- Interactive map of White Hills
- Coordinates: 41°20′02″N 73°09′04″W﻿ / ﻿41.3339°N 73.151°W
- Country: United States
- State: Connecticut
- County: Fairfield
- City: Shelton
- Time zone: UTC-5:00 (Eastern)
- • Summer (DST): UTC-4:00 (Eastern)
- Area code: 203

= White Hills (Shelton) =

White Hills is a section of the city of Shelton, Connecticut. It is one of the oldest parts of the city, with historical buildings dating to the early 18th century. It is the most rural part of Shelton, though much of it is now suburban.

White Hills got its name for the higher altitude it has compared with the rest of Shelton. The rolling hills in the area were named White for several reasons: The snow melted slower in the spring, the visible lyme rock, and the wild dogwood blossoms.

White Hills is bordered by Monroe to the north and west, the Housatonic River to the east, the "downtown" to the southeast, and Huntington to the southwest.

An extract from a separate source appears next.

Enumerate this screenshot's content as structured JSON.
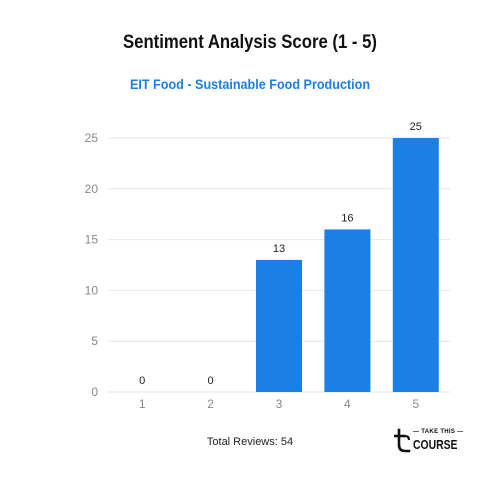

Its road borders are roughly East Village Road to the east and north, Beardsley Road to the north, and Route 110 (Leavenworth and Shelton Roads) to the west and south. However, Maple Avenue (to the southwest) is considered part of Lower White Hills, but claimed by both Huntington and White Hills.

The Lower White Hills Cemetery (1700) is on Maple Avenue, just west of Route 110.

White Hills has a volunteer fire department, Shelton Fire Company 5. The fire company was formed in 1947 and the first truck was purchased in 1948, costing $7,000. Members signed personal notes to assure the payment of the new vehicle. They also held two-day country fairs to help in the payment for the new fire truck. Those two-day fairs were a tremendous amount of work. Some of the attractions were, animals and produce on exhibit, there was a baked goods table, white elephant table, snack bar, games of chance, raffles, square dancing, and many other attractions. The department has frequently won honors at local marching parades. White Hills has both a rural character and access to nearby shopping areas. The section of town is equidistant from Monroe center, Huntington center, and downtown Shelton. There is a recreational facility in the area called East Village Park, established in the early 1980s.